A safra foi amplamente salva na Dalmácia graças às chuvas oportunas no final de setembro e início de outubro, que permitiram que os frutos recuperassem parte da acumulação de óleo.

No entanto, a colheita também foi adiada na Dalmácia pelas mesmas razões que na Ístria, com altas temperaturas no final de outubro e início de novembro atrasando o amadurecimento final das azeitonas.

Parte do que destacou a colheita deste ano em comparação com os anos anteriores é a alta porcentagem de acumulação de azeite nos frutos transformados. Alguns produtores estimam ter uma acumulação de azeite 20 ou 30 vezes acima da média, com a mídia local divulgando números recordes a cada dia.

No norte da Dalmácia, um olivicultor de Čista Velika obteve 98 litros de azeite a partir de seus 322 kg de azeitonas processadas no lagar Sveti Ivan, em Vodice, perto de Šibenik.

Outros lagar de azeite bateram recordes, sendo o maior deles em Supetar, na ilha de Brač. O casal inglês Tim Batson James e sua esposa, Paula, de Bristol, registraram uma acumulação de azeite de 34,6% em seu olival em Brač.

Ivan Arnerić, proprietário do lagar em Supetar, disse acreditar que as altas porcentagens de rendimento de azeite se devem ao grande número de dias ensolarados, às altas temperaturas e aos períodos de seca em junho e julho.

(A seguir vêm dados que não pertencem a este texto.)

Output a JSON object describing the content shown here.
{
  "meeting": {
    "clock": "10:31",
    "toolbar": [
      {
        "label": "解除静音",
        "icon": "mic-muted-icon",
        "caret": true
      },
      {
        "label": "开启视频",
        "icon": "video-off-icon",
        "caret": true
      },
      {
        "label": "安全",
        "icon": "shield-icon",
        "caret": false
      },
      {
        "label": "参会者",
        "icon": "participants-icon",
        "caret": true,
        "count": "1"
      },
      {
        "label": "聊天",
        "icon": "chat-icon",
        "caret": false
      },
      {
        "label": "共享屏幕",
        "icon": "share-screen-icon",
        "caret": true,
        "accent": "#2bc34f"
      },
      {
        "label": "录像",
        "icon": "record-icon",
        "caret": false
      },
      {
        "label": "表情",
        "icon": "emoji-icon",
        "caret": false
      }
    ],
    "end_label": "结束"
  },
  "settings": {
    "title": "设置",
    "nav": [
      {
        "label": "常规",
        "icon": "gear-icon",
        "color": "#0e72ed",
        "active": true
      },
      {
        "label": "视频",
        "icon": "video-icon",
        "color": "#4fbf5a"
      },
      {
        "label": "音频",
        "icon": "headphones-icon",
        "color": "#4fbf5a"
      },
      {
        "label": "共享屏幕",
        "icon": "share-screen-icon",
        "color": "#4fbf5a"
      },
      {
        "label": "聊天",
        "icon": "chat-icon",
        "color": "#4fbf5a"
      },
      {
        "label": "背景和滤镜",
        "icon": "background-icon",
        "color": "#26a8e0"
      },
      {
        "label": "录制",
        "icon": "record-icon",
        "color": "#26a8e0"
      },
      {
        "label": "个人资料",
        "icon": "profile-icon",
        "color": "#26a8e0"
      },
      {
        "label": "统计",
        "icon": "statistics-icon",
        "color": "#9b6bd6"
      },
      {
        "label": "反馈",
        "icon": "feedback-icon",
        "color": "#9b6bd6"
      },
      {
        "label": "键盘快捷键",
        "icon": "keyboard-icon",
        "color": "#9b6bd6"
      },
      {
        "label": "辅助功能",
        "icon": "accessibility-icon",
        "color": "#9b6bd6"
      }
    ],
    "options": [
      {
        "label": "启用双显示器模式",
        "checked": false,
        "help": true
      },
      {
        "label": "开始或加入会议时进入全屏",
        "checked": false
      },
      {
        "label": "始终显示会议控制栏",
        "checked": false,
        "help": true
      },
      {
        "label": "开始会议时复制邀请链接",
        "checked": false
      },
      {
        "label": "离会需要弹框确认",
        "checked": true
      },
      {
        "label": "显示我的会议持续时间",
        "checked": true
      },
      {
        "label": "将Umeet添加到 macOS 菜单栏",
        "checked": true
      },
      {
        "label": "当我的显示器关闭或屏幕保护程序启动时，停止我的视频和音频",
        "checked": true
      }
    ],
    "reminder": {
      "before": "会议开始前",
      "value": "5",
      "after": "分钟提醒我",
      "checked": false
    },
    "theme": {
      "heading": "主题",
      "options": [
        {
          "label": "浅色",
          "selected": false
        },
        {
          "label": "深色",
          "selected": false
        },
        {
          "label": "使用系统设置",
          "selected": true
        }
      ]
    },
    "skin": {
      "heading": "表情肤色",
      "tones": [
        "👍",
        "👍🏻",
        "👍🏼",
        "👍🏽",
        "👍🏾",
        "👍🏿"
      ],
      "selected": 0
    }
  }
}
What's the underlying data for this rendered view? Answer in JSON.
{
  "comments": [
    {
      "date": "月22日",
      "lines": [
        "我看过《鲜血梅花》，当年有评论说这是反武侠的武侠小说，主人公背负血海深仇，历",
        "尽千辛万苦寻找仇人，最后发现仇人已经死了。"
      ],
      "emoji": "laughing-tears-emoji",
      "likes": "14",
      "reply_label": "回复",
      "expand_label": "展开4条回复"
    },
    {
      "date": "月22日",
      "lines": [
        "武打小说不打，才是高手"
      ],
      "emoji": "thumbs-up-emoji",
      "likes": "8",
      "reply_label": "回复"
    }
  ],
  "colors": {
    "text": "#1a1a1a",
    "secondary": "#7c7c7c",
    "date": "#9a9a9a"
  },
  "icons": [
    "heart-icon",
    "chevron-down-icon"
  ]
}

Ele acrescentou que as chuvas no final de agosto também ajudaram, mas foram seguidas por uma longa seca, que afetou toda a Dalmácia.

Como resultado, os frutos ficaram sem a quantidade habitual de água, tornando-os menores e mais leves, de modo que o processamento fica mais barato para os olivicultores.

Com menos quilos de azeitonas, os produtores estão recebendo muito mais azeite do que nos anos anteriores. No entanto, especialistas apontaram que altos rendimentos não indicam que o azeite seja de melhor qualidade.

“A qualidade desses azeites não é homogênea. Os polifenóis, o amargor e o sabor picante aumentaram, mas faltam os aromas”, disse Druzetić.

Ivica Vlatković, produtor premiado e presidente da Associação de Olivicultores do Condado de Zadar, também concorda com essa análise.

“A alta produtividade no processamento é uma consequência direta das azeitonas secas deste ano”, disse ele.

Vlatković acrescentou que os azeites teriam alta qualidade em termos de amargor e picante, mas ainda assim careceriam de frutado. Isso é especialmente verdadeiro para azeites provenientes de olivais não irrigados.

Quando as azeitonas estão muito secas, os moinhos adicionam água, o que dissolve alguns compostos fenólicos, que acabam indo para o bagaço de azeitona. Como resultado, prevalece um amargor desagradável nesses azeites, sem os aromas agradáveis.

Vlatković e Druzetić também concordam que a fertilidade excessiva na estação seca pode resultar em menor frutificação no ano seguinte. A seca resultou em menor crescimento de novos ramos, o que poderia diminuir a produção de azeitonas no próximo ano.

“Se não houver umidade no ar e no solo, a oliveira dificilmente conseguirá um bom rendimento e se preparar para uma alta fertilidade no ano seguinte”, disse Vlatković.

Ele destacou que a maioria das variedades de azeitona é sensível a rendimentos irregulares de ano para ano, o que é causado por uma colheita excessiva em um ano que esgota os recursos da oliveira e impede o crescimento de um número suficiente de novos brotos no ano seguinte. O resultado é uma redução no número de flores e frutos e um rendimento menor.

No entanto, pesquisas demonstraram que a variação no rendimento anual pode ser reduzida por meio da irrigação. A irrigação no início do ano promove o crescimento de brotos e mais flores no ano seguinte.

Além disso, é necessária uma quantidade suficiente de água no final da primavera e início do verão para determinar o número de frutos, o que resulta em um rendimento mais alto.

“As doses posteriores de irrigação são utilizadas para regular o tamanho do fruto, a quantidade de matéria seca e o período de amadurecimento”, afirmou Vlatković.

Sem irrigação, não há cultivo de azeitona bem-sucedido. Na Croácia, apesar dos recursos hídricos significativos, rios e lagos, apenas 2,5% dos olivais do país são irrigados.